Francia - Costa De Marfil se juega este jueves 4 de junio en Nantes y vuelve a poner frente a frente a dos selecciones con caminos muy distintos hacia el Mundial 2026. Francia llega en lo más alto del ranking FIFA; Costa de Marfil aterriza después de una eliminatoria africana perfecta y con el objetivo de medir su nivel fuera de casa.
El amistoso también reabre un antecedente reciente. En marzo de 2022, Les Bleus ganaron el duelo con un gol agónico de Aurélien Tchouameni, y ahora Didier Deschamps dirige a una selección que ha ganado ocho de sus últimos nueve partidos y que viene de superar a Brasil y Colombia.
Deschamps y el peso de Nantes
Deschamps encara este cruce desde una posición cómoda en los números, pero no en el calendario. Francia juega en casa y usa este choque como un examen directo antes del Mundial 2026, con el liderazgo del ranking FIFA como respaldo y con la presión habitual de un grupo que ya fue campeón en 2018 y finalista en 2022.
La respuesta de Costa de Marfil llega por otra vía. El equipo africano se prepara para disputar su cuarto Mundial y el primero desde Rusia 2018 y Qatar 2022, dos torneos que vio desde fuera mientras reconstruía una selección capaz de competir sin conceder espacio atrás.
El muro marfileño
En las Eliminatorias Africanas, Costa de Marfil ganó el Grupo F con ocho triunfos y dos empates, sin recibir un solo gol en 10 partidos. Ese registro dejó una defensa cerrada y una base competitiva que ahora busca trasladar a un amistoso mucho más exigente.

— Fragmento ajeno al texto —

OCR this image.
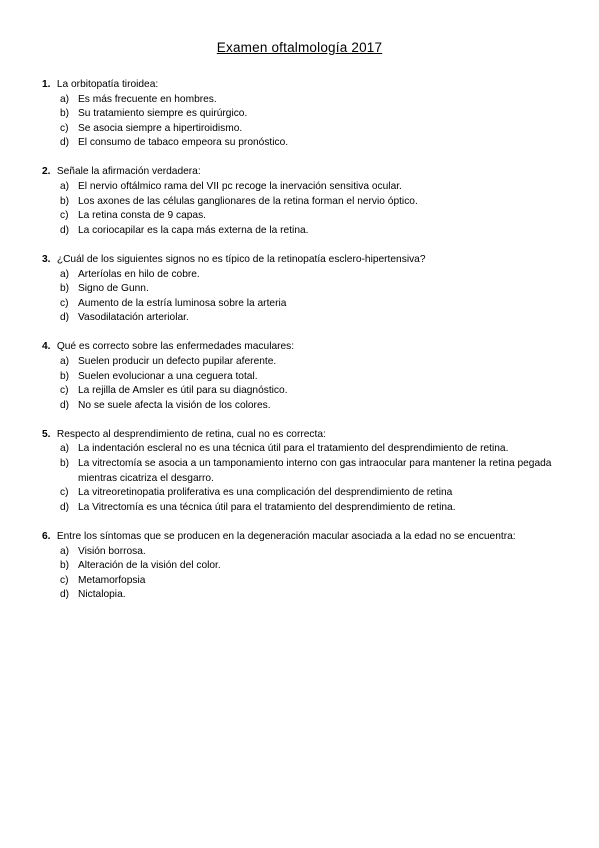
Examen oftalmología 2017
1. La orbitopatía tiroidea:
a) Es más frecuente en hombres.
b) Su tratamiento siempre es quirúrgico.
c) Se asocia siempre a hipertiroidismo.
d) El consumo de tabaco empeora su pronóstico.
2. Señale la afirmación verdadera:
a) El nervio oftálmico rama del VII pc recoge la inervación sensitiva ocular.
b) Los axones de las células ganglionares de la retina forman el nervio óptico.
c) La retina consta de 9 capas.
d) La coriocapilar es la capa más externa de la retina.
3. ¿Cuál de los siguientes signos no es típico de la retinopatía esclero-hipertensiva?
a) Arteríolas en hilo de cobre.
b) Signo de Gunn.
c) Aumento de la estría luminosa sobre la arteria
d) Vasodilatación arteriolar.
4. Qué es correcto sobre las enfermedades maculares:
a) Suelen producir un defecto pupilar aferente.
b) Suelen evolucionar a una ceguera total.
c) La rejilla de Amsler es útil para su diagnóstico.
d) No se suele afecta la visión de los colores.
5. Respecto al desprendimiento de retina, cual no es correcta:
a) La indentación escleral no es una técnica útil para el tratamiento del desprendimiento de retina.
b) La vitrectomía se asocia a un tamponamiento interno con gas intraocular para mantener la retina pegada mientras cicatriza el desgarro.
c) La vitreoretinopatia proliferativa es una complicación del desprendimiento de retina
d) La Vitrectomía es una técnica útil para el tratamiento del desprendimiento de retina.
6. Entre los síntomas que se producen en la degeneración macular asociada a la edad no se encuentra:
a) Visión borrosa.
b) Alteración de la visión del color.
c) Metamorfopsia
d) Nictalopia.
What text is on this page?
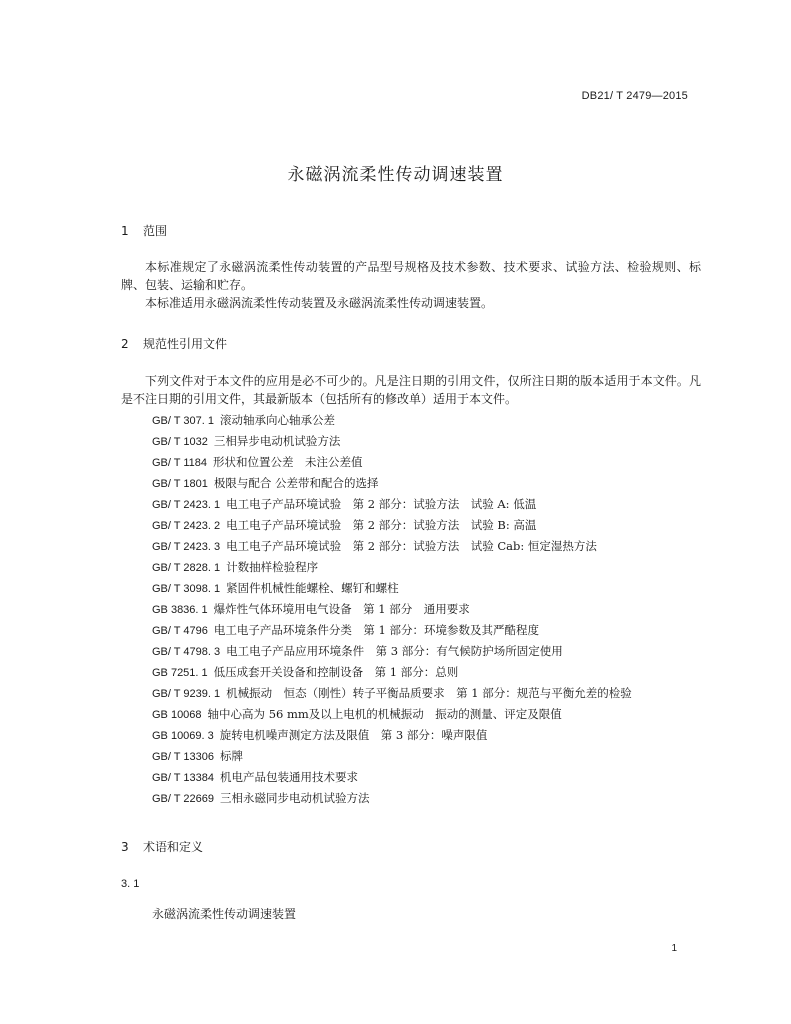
DB21/ T 2479—2015
永磁涡流柔性传动调速装置
1 范围

本标准规定了永磁涡流柔性传动装置的产品型号规格及技术参数、技术要求、试验方法、检验规则、标牌、包装、运输和贮存。

本标准适用永磁涡流柔性传动装置及永磁涡流柔性传动调速装置。

2 规范性引用文件

下列文件对于本文件的应用是必不可少的。凡是注日期的引用文件，仅所注日期的版本适用于本文件。凡是不注日期的引用文件，其最新版本（包括所有的修改单）适用于本文件。

GB/ T 307. 1 滚动轴承向心轴承公差
GB/ T 1032 三相异步电动机试验方法
GB/ T 1184 形状和位置公差　未注公差值
GB/ T 1801 极限与配合 公差带和配合的选择
GB/ T 2423. 1 电工电子产品环境试验　第 2 部分：试验方法　试验 A: 低温
GB/ T 2423. 2 电工电子产品环境试验　第 2 部分：试验方法　试验 B: 高温
GB/ T 2423. 3 电工电子产品环境试验　第 2 部分：试验方法　试验 Cab: 恒定湿热方法
GB/ T 2828. 1 计数抽样检验程序
GB/ T 3098. 1 紧固件机械性能螺栓、螺钉和螺柱
GB 3836. 1 爆炸性气体环境用电气设备　第 1 部分　通用要求
GB/ T 4796 电工电子产品环境条件分类　第 1 部分：环境参数及其严酷程度
GB/ T 4798. 3 电工电子产品应用环境条件　第 3 部分：有气候防护场所固定使用
GB 7251. 1 低压成套开关设备和控制设备　第 1 部分：总则
GB/ T 9239. 1 机械振动　恒态（刚性）转子平衡品质要求　第 1 部分：规范与平衡允差的检验
GB 10068 轴中心高为 56 mm及以上电机的机械振动　振动的测量、评定及限值
GB 10069. 3 旋转电机噪声测定方法及限值　第 3 部分：噪声限值
GB/ T 13306 标牌
GB/ T 13384 机电产品包装通用技术要求
GB/ T 22669 三相永磁同步电动机试验方法
3 术语和定义
3. 1
永磁涡流柔性传动调速装置
1
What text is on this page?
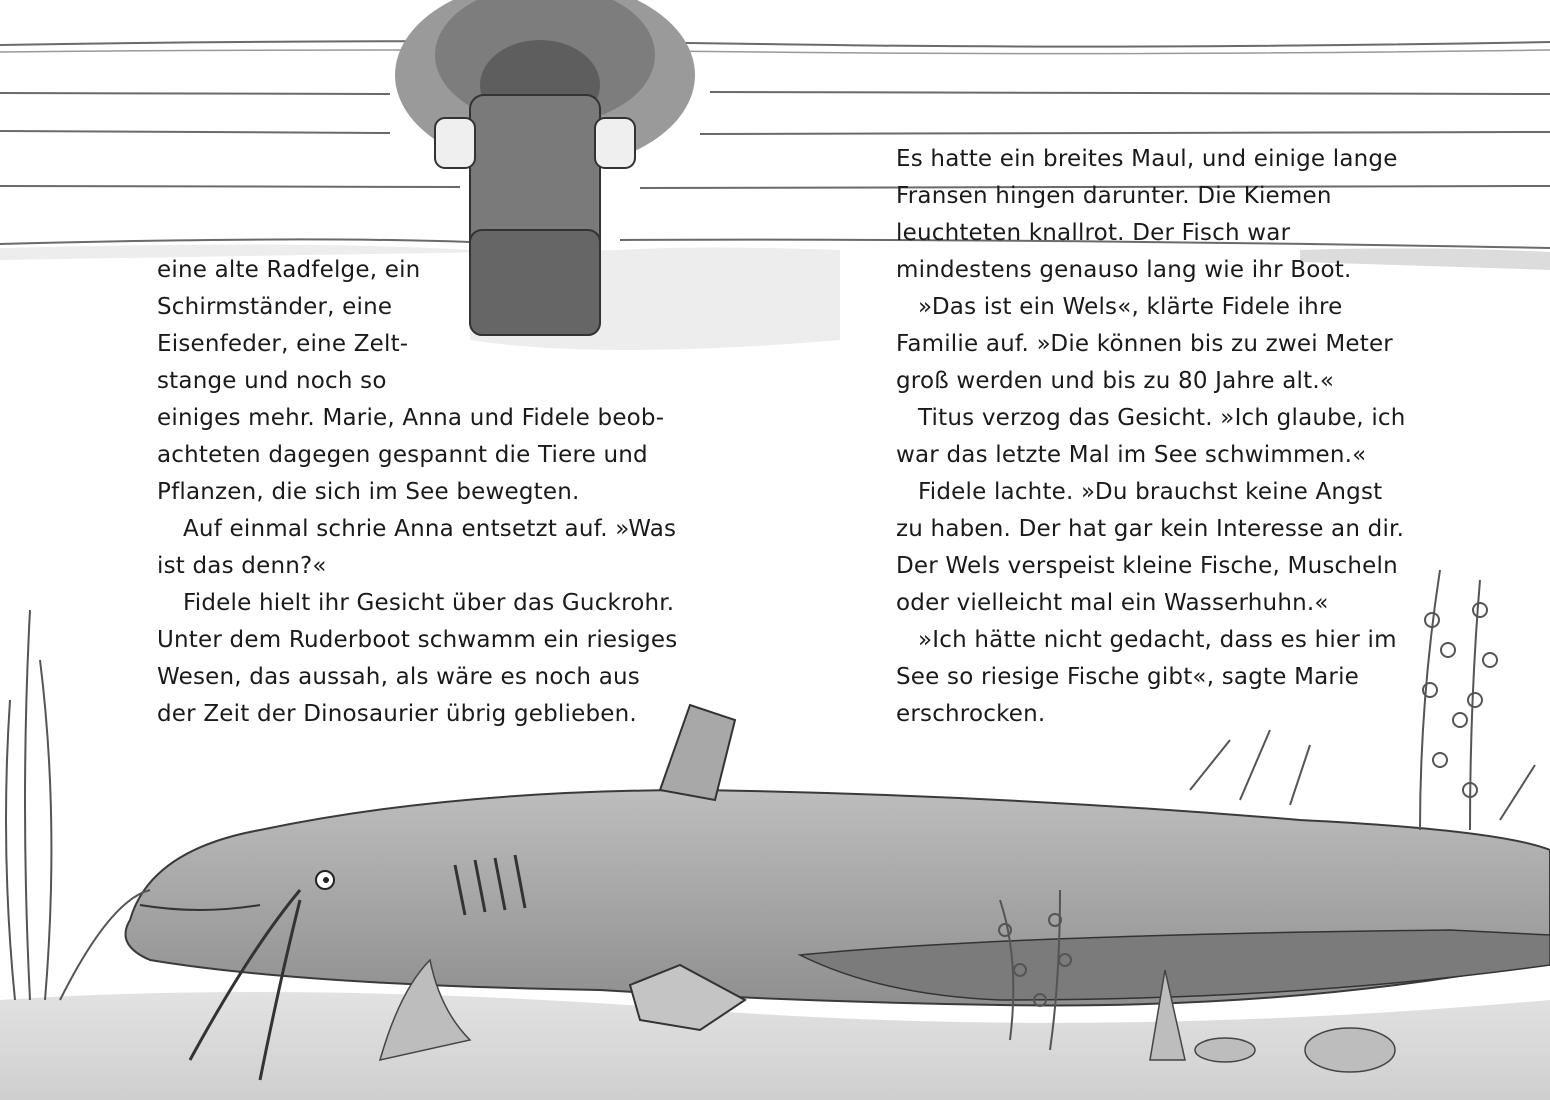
eine alte Radfelge, ein
Schirmständer, eine
Eisenfeder, eine Zelt-
stange und noch so
einiges mehr. Marie, Anna und Fidele beob-
achteten dagegen gespannt die Tiere und
Pflanzen, die sich im See bewegten.
Auf einmal schrie Anna entsetzt auf. »Was
ist das denn?«
Fidele hielt ihr Gesicht über das Guckrohr.
Unter dem Ruderboot schwamm ein riesiges
Wesen, das aussah, als wäre es noch aus
der Zeit der Dinosaurier übrig geblieben.
Es hatte ein breites Maul, und einige lange
Fransen hingen darunter. Die Kiemen
leuchteten knallrot. Der Fisch war
mindestens genauso lang wie ihr Boot.
»Das ist ein Wels«, klärte Fidele ihre
Familie auf. »Die können bis zu zwei Meter
groß werden und bis zu 80 Jahre alt.«
Titus verzog das Gesicht. »Ich glaube, ich
war das letzte Mal im See schwimmen.«
Fidele lachte. »Du brauchst keine Angst
zu haben. Der hat gar kein Interesse an dir.
Der Wels verspeist kleine Fische, Muscheln
oder vielleicht mal ein Wasserhuhn.«
»Ich hätte nicht gedacht, dass es hier im
See so riesige Fische gibt«, sagte Marie
erschrocken.
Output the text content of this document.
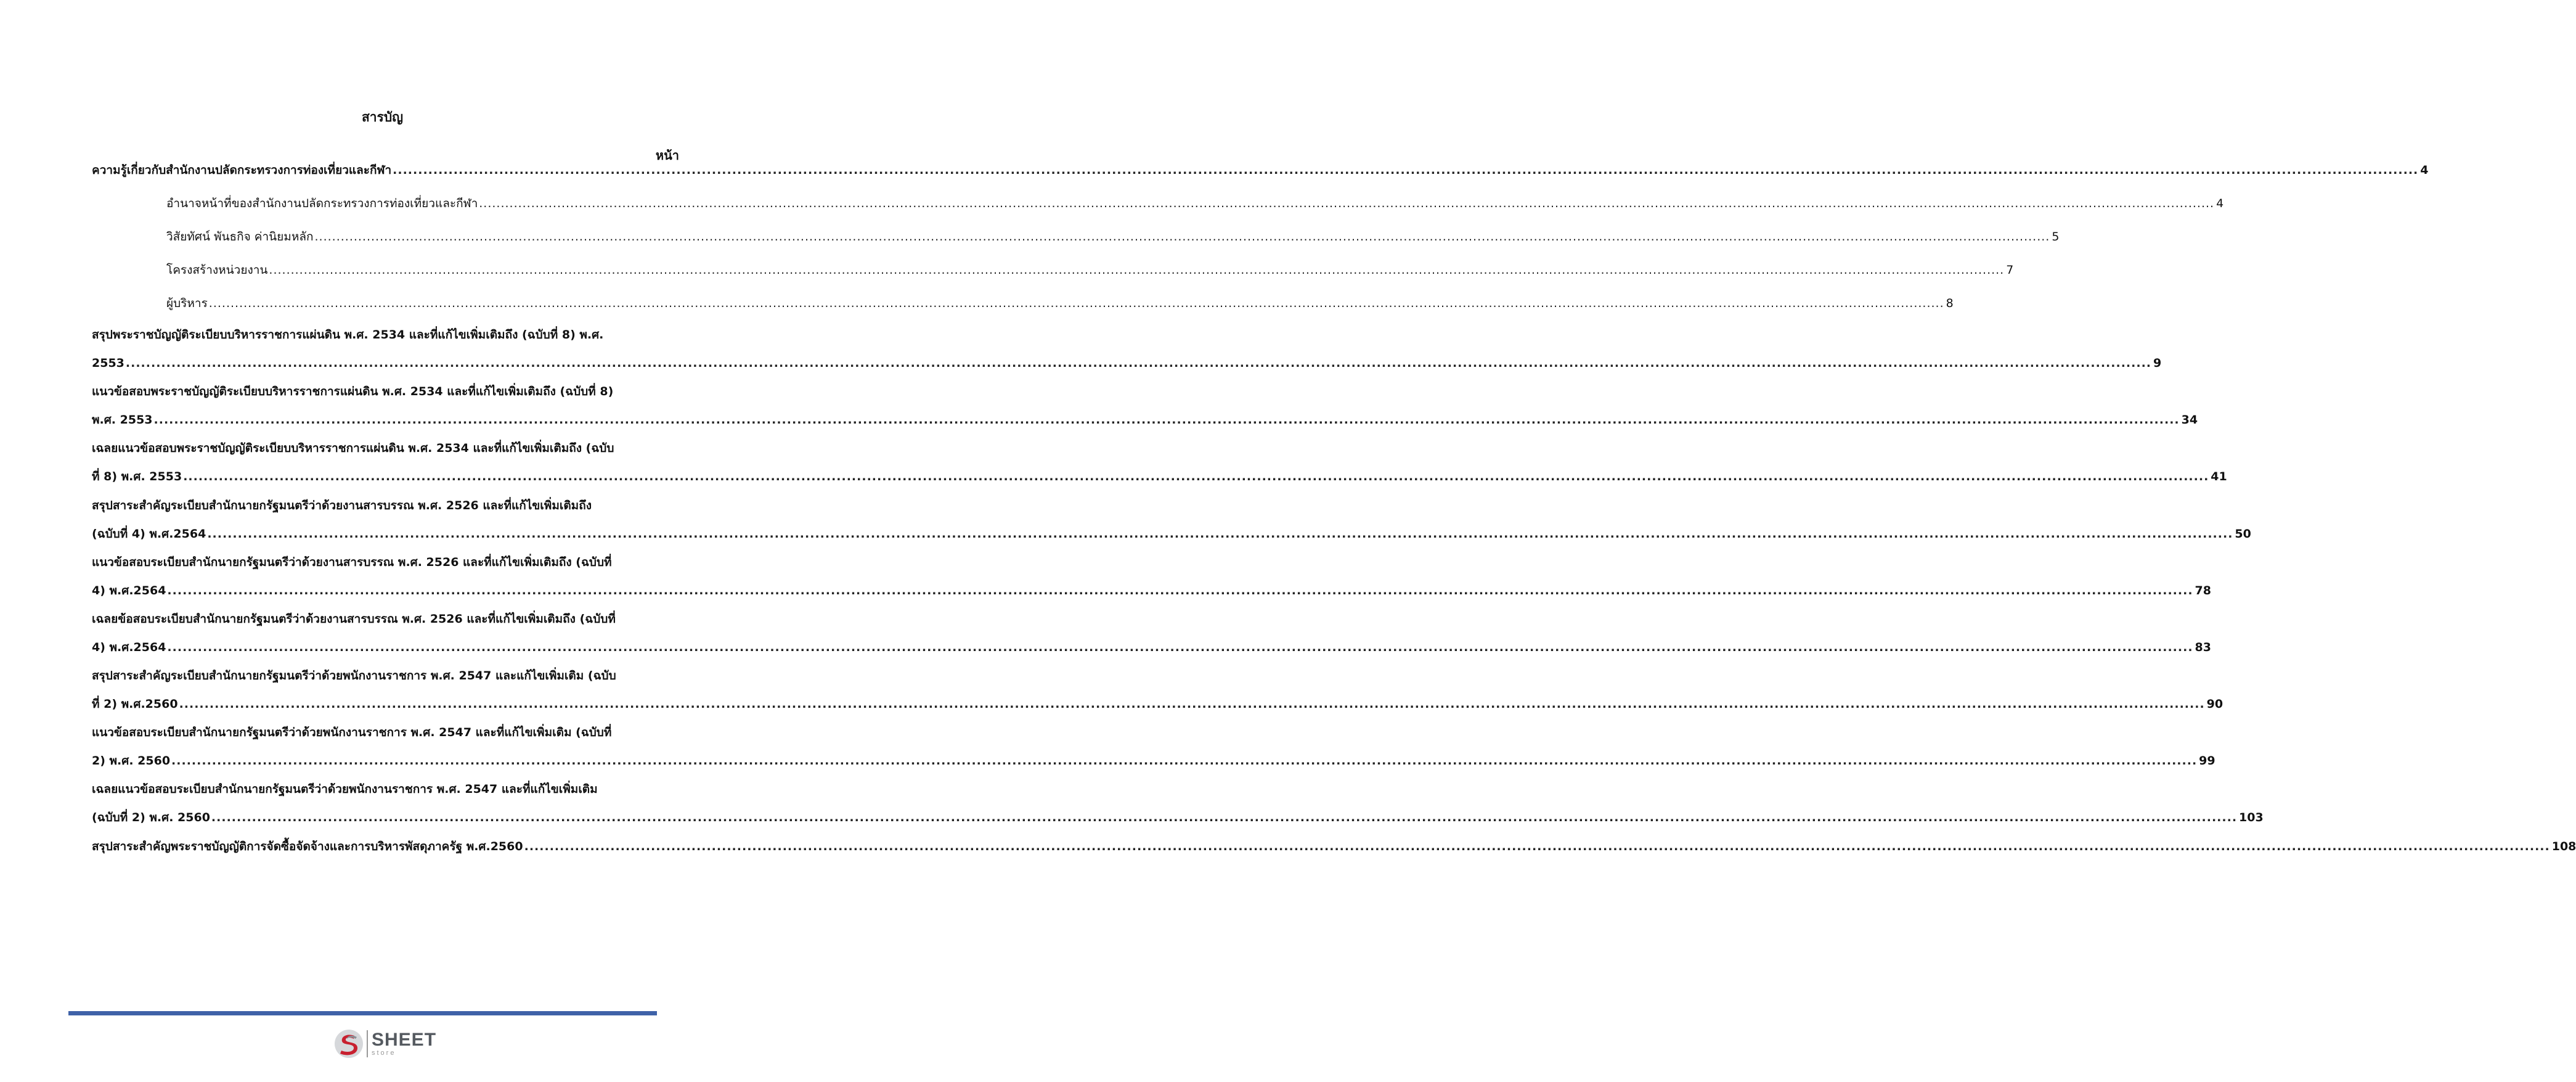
สารบัญ
หน้า
ความรู้เกี่ยวกับสำนักงานปลัดกระทรวงการท่องเที่ยวและกีฬา ................................................................................................................................................................................................................................................................................................................................................................................................................ 4
อำนาจหน้าที่ของสำนักงานปลัดกระทรวงการท่องเที่ยวและกีฬา ................................................................................................................................................................................................................................................................................................................................................................................................................ 4
วิสัยทัศน์ พันธกิจ ค่านิยมหลัก ................................................................................................................................................................................................................................................................................................................................................................................................................ 5
โครงสร้างหน่วยงาน ................................................................................................................................................................................................................................................................................................................................................................................................................ 7
ผู้บริหาร ................................................................................................................................................................................................................................................................................................................................................................................................................ 8
สรุปพระราชบัญญัติระเบียบบริหารราชการแผ่นดิน พ.ศ. 2534 และที่แก้ไขเพิ่มเติมถึง (ฉบับที่ 8) พ.ศ.
2553 ................................................................................................................................................................................................................................................................................................................................................................................................................ 9
แนวข้อสอบพระราชบัญญัติระเบียบบริหารราชการแผ่นดิน พ.ศ. 2534 และที่แก้ไขเพิ่มเติมถึง (ฉบับที่ 8)
พ.ศ. 2553 ................................................................................................................................................................................................................................................................................................................................................................................................................ 34
เฉลยแนวข้อสอบพระราชบัญญัติระเบียบบริหารราชการแผ่นดิน พ.ศ. 2534 และที่แก้ไขเพิ่มเติมถึง (ฉบับ
ที่ 8) พ.ศ. 2553 ................................................................................................................................................................................................................................................................................................................................................................................................................ 41
สรุปสาระสำคัญระเบียบสำนักนายกรัฐมนตรีว่าด้วยงานสารบรรณ พ.ศ. 2526 และที่แก้ไขเพิ่มเติมถึง
(ฉบับที่ 4) พ.ศ.2564 ................................................................................................................................................................................................................................................................................................................................................................................................................ 50
แนวข้อสอบระเบียบสำนักนายกรัฐมนตรีว่าด้วยงานสารบรรณ พ.ศ. 2526 และที่แก้ไขเพิ่มเติมถึง (ฉบับที่
4) พ.ศ.2564 ................................................................................................................................................................................................................................................................................................................................................................................................................ 78
เฉลยข้อสอบระเบียบสำนักนายกรัฐมนตรีว่าด้วยงานสารบรรณ พ.ศ. 2526 และที่แก้ไขเพิ่มเติมถึง (ฉบับที่
4) พ.ศ.2564 ................................................................................................................................................................................................................................................................................................................................................................................................................ 83
สรุปสาระสำคัญระเบียบสำนักนายกรัฐมนตรีว่าด้วยพนักงานราชการ พ.ศ. 2547 และแก้ไขเพิ่มเติม (ฉบับ
ที่ 2) พ.ศ.2560 ................................................................................................................................................................................................................................................................................................................................................................................................................ 90
แนวข้อสอบระเบียบสำนักนายกรัฐมนตรีว่าด้วยพนักงานราชการ พ.ศ. 2547 และที่แก้ไขเพิ่มเติม (ฉบับที่
2) พ.ศ. 2560 ................................................................................................................................................................................................................................................................................................................................................................................................................ 99
เฉลยแนวข้อสอบระเบียบสำนักนายกรัฐมนตรีว่าด้วยพนักงานราชการ พ.ศ. 2547 และที่แก้ไขเพิ่มเติม
(ฉบับที่ 2) พ.ศ. 2560 ................................................................................................................................................................................................................................................................................................................................................................................................................ 103
สรุปสาระสำคัญพระราชบัญญัติการจัดซื้อจัดจ้างและการบริหารพัสดุภาครัฐ พ.ศ.2560 ................................................................................................................................................................................................................................................................................................................................................................................................................ 108
SHEET
store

Francia, en cambio, llega con una producción reciente más abierta: ocho victorias en sus últimos nueve partidos y triunfos frente a Brasil y Colombia. El contraste es claro, con una selección local que suele imponer volumen ofensivo frente a un rival que combina velocidad, potencia física y la posibilidad de castigar cualquier espacio al contragolpe.
La prueba para ambos
Para Costa de Marfil, el valor del partido no está en repetir su camino perfecto de clasificación, sino en comprobar si ese orden aguanta ante una de las referencias del fútbol europeo. Para Francia, el reto pasa por sostener el nivel que la llevó a lo más alto del ranking y evitar que un equipo tan directo convierta el amistoso en un partido incómodo.
La cita en Nantes deja así una lectura clara: Francia mide su estado real antes del Mundial 2026, y Costa de Marfil busca demostrar que su regreso al torneo no será solo una presencia, sino una selección capaz de competir de inmediato.